If automatic cpu/gpu feature engineering happens across heterogeneous dataframe columns, that's via pygraphistry's automation calls to our lower-level library cu_cat: https://github.com/graphistry/cu-cat
We've been meaning to write about cu_cat with the Nvidia RAPIDS team, it's a cool GPU fork of dirty cat. We see anywhere from 2-100X speedups on cpu -> gpu.
It already has sentence_transformers built in. Due to our work with louie.ai <> various vector DBs, we're looking at revisiting how to make it even easier to plug in outside embeddings. Would be curious if any patterns would be useful there. Prior to this thread, we weren't even thinking folks would want images built-in as we find that so context-dependent...
> I think a few details (and perhaps a small amount of customization) would go a long way.
I hear you and agree 100% - I unfortunately haven't gotten around to writing better documentation nor solid code samples that utilize Radient yet.
Regarding molecule vectorization: that capability comes from RDKit (https://rdkit.org) - I just uploaded a sample to the /examples directory.
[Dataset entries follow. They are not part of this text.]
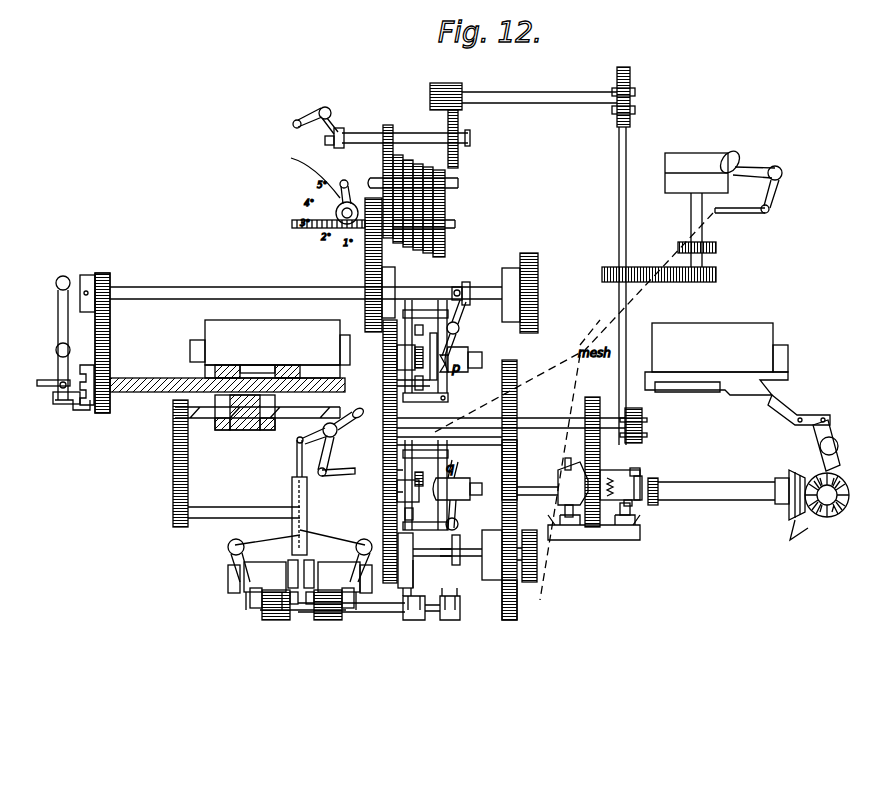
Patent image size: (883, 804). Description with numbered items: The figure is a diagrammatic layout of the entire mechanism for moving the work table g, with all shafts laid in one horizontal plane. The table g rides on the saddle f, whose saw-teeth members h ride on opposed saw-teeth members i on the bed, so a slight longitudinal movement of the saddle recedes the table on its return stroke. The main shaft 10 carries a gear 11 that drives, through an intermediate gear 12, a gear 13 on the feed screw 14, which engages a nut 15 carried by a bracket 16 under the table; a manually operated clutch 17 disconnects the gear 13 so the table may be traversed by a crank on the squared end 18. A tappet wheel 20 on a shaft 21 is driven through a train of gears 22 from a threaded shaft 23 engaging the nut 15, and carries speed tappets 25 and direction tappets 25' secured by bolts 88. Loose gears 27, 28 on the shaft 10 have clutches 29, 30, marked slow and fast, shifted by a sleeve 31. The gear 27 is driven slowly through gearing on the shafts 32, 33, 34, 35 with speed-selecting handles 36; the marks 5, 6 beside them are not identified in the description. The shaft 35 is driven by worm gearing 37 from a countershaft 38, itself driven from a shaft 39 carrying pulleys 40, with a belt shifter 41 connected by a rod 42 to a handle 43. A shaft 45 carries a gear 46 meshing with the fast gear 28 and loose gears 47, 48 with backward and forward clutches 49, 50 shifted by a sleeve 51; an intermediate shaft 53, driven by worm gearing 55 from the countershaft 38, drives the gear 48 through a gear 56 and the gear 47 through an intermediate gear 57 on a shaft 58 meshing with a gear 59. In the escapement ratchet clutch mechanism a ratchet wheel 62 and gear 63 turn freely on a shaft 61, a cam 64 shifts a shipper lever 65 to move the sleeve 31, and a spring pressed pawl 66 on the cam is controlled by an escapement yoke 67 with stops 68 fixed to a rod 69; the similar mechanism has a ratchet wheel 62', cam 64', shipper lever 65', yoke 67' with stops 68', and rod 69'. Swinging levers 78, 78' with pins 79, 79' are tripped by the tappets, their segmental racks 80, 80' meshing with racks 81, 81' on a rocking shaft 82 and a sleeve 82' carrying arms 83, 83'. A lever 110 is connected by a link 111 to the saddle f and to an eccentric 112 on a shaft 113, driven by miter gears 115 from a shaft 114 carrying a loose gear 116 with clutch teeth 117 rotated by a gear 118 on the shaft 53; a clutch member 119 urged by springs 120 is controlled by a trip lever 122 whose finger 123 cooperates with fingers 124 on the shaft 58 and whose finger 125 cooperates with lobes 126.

The lever 5 is at (297, 118).
The pawl 6 is at (347, 193).
The main shaft 10 is at (225, 294).
The gear 11 is at (104, 272).
The intermediate gear 12 is at (110, 340).
The gear 13 is at (100, 410).
The feed screw 14 is at (150, 392).
The nut 15 is at (240, 432).
The bracket 16 is at (220, 431).
The manually operated clutch 17 is at (68, 405).
The outer squared end 18 is at (42, 387).
The tappet wheel 20 is at (292, 491).
The shaft 21 is at (218, 517).
The train of gears 22 is at (172, 455).
The shaft 23 is at (290, 420).
The tappets 25 is at (263, 566).
The tappets 25' is at (338, 566).
The gear 27 is at (365, 270).
The gear 28 is at (538, 268).
The clutch 29 is at (398, 285).
The clutch 30 is at (510, 268).
The sleeve 31 is at (460, 282).
The shaft 32 is at (455, 220).
The shaft 33 is at (460, 183).
The shaft 34 is at (466, 138).
The shaft 35 is at (530, 104).
The controlling handles 36 is at (300, 138).
The worm gearing 37 is at (628, 90).
The countershaft 38 is at (627, 222).
The shaft 39 is at (703, 232).
The pulleys 40 is at (666, 180).
The belt shifter 41 is at (760, 168).
The rod 42 is at (762, 216).
The handle 43 is at (338, 448).
The shaft 45 is at (470, 562).
The gear 46 is at (538, 576).
The gear 47 is at (390, 612).
The gear 48 is at (506, 620).
The clutch 49 is at (410, 622).
The clutch 50 is at (490, 582).
The sleeve 51 is at (462, 545).
The intermediate shaft 53 is at (545, 418).
The worm gearing 55 is at (642, 440).
The gear 56 is at (518, 462).
The intermediate gear 57 is at (383, 504).
The shaft 58 is at (558, 490).
The gear 59 is at (383, 420).
The shaft 61 is at (476, 353).
The ratchet wheel 62 is at (396, 357).
The ratchet wheel 62' is at (410, 487).
The gear 63 is at (397, 364).
The cam 64 is at (461, 370).
The cam 64' is at (467, 482).
The shipper lever 65 is at (466, 328).
The shipper lever 65' is at (470, 495).
The spring pressed pawl 66 is at (397, 383).
The escapement yoke 67 is at (425, 333).
The escapement yoke 67' is at (445, 485).
The stops 68 is at (392, 370).
The stops 68' is at (384, 517).
The rod 69 is at (511, 412).
The rod 69' is at (449, 437).
The swinging lever 78 is at (247, 603).
The swinging lever 78' is at (346, 609).
The pin 79 is at (290, 614).
The pin 79' is at (316, 614).
The segmental rack 80 is at (265, 616).
The segmental rack 80' is at (328, 621).
The rack 81 is at (264, 628).
The segmental rack 81' is at (350, 628).
The rocking shaft 82 is at (281, 638).
The sleeve 82' is at (340, 638).
The arm 83 is at (442, 621).
The arm 83' is at (399, 617).
The bolts 88 is at (300, 560).
The lever 110 is at (836, 428).
The link 111 is at (815, 413).
The eccentric 112 is at (850, 494).
The shaft 113 is at (835, 512).
The shaft 114 is at (722, 500).
The miter gears 115 is at (812, 540).
The gear 116 is at (620, 478).
The clutch member 117 is at (598, 540).
The gear 118 is at (590, 397).
The clutch member 119 is at (632, 468).
The springs 120 is at (658, 482).
The trip lever 122 is at (620, 526).
The finger 123 is at (562, 525).
The fingers 124 is at (560, 472).
The finger 125 is at (634, 508).
The lobes 126 is at (655, 466).
The saddle f is at (190, 355).
The work table g is at (277, 349).
The saw-teeth members h is at (678, 382).
The saw-teeth member i is at (740, 384).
You're right that molecule-to-audio and audio-to-molecule search is nonsensical from a semantic perspective, but I could see a third modality such as text or images that ties the two together, similar to what ImageBind is doing (https://arxiv.org/abs/2305.05665).
I think even though some people doubt the value of being able to compare disparate types via embedding, allowing it to be done more seamlessly makes a kind of "silly" (or more charitably "playful") research I happen to like a lot more feasible. In particular, artificially-produced "synesthesia" that comes from tuning weird embedding comparisons could end up being really useful in some domains, because like human synesthetes, the underlying structure of one domain might provide counterintuitive insight or legibility into the other in some cases
But all of this requires that the library allows fine-tuning and retraining of the underlying embeddings. It would be useful to natively support coembeddings of different domains, as things like CLIP drove the current wave of multimodal generative models.